Red City Radio – Paradise (2020, Pure Noise Records)

„Did you know? Did you know how wonderful this life can be? When you don’t give a shit about everything. When you don’t give a shit about anything or anyone like me.” – ’Did You Know?’

So beschissen sich das Jahr 2020 in Summe auch dargestellt hat, einen Mangel starker Musikwerke gab es dabei sicher nicht zu beklagen. Für ein weiteres Highlight sorgen kurz vor Torschluss RED CITY RADIO, denen man/frau nach zuletzt eher entschleunigten (man könnte auch sagen: dezent langweiligen) Platten kaum mehr einen solchen Coup zugetraut hätte. Doch „Paradise“, Album Nummer fünf, beschert der Anhängerschaft der Mannen aus Oklahoma City, neben der Rückbesinnung auf alte songschreiberische Stärken, vor allem eine willkommene Profilschärfung. Die äußert sich abseits des bewährten, herzlich-rauen Mid-Tempo-Punks in einer sublimierten rockigen Erhabenheit, die auch vor partiellen Abstechern gen Hard-Rock nicht zurückschreckt.

Der Reigen beginnt mit „Where Does the Time Go?” instrumental vorausschauend breitwandig, reduziert die Lyrics aber einzig auf die gebetsmühlenartige Wiederholung des Songtitels. Diesem Auftakt nach Maß folgen weitgehend unverzüglich zündende Hits, bei denen bereits die häufig einsetzenden mehrstimmigen Gesangsparts als klares Zeichen verstanden werden dürfen, dass es RED CITY RADIO auf ein Mehr an Hymnenhaftigkeit abgesehen haben. Neben den flirrenden Gitarren zaubern auch verspielte Details, etwa der verschwindend kurze 80’s-Synthie-Pop-Abstecher bei „Baby of the Year“, die voll auf Stadion-Ambiente zielende Lead-Gitarre bei „100,000 Candles“ oder die 50’s-inspirierten Chöre bei „Apocalypse, Please!“, ein breites Lächeln aufs Gesicht.

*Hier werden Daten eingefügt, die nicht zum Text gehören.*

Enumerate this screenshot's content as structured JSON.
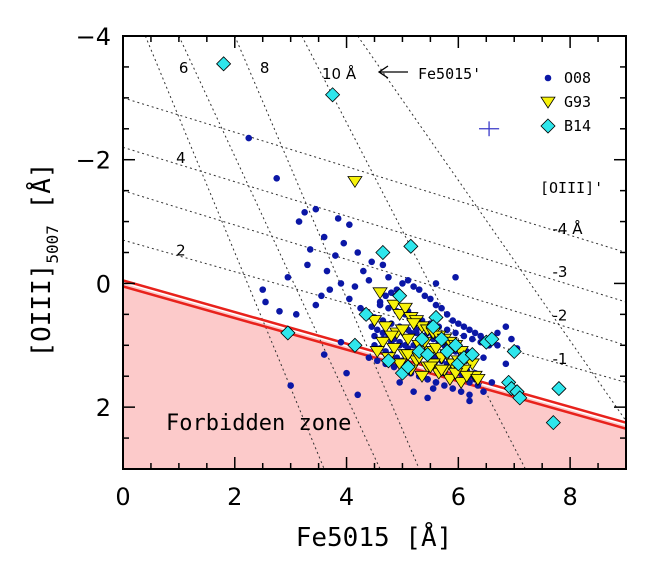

Genau dies mitreißende Moment schien dem Vierer um Frontmann Garrett Dale ein wenig abhandengekommen. Umso versöhnlicher stimmt „Paradise“, in dessen zwölf Kapitel umfassendem Gefüge auch „Love a Liar“ oder der strukturell dezent an „Electricity“ erinnernde Titeltrack nachwirkende Akzente setzen. Dabei passt zu RED CITY RADIO in jenem erwähnt holprigen Jahr 2020 auch, dass die Platte nicht mit der semi-akustischen Perle „Fremont Casino“ endet, sondern seinen Schlusspunkt im punkigen, noch einmal alle Mitgröl-Register ziehenden „Gutterland“ findet. Dies musikalische Quasi-Paradies lädt zweifelsfrei zum wiederholten Besuch ein.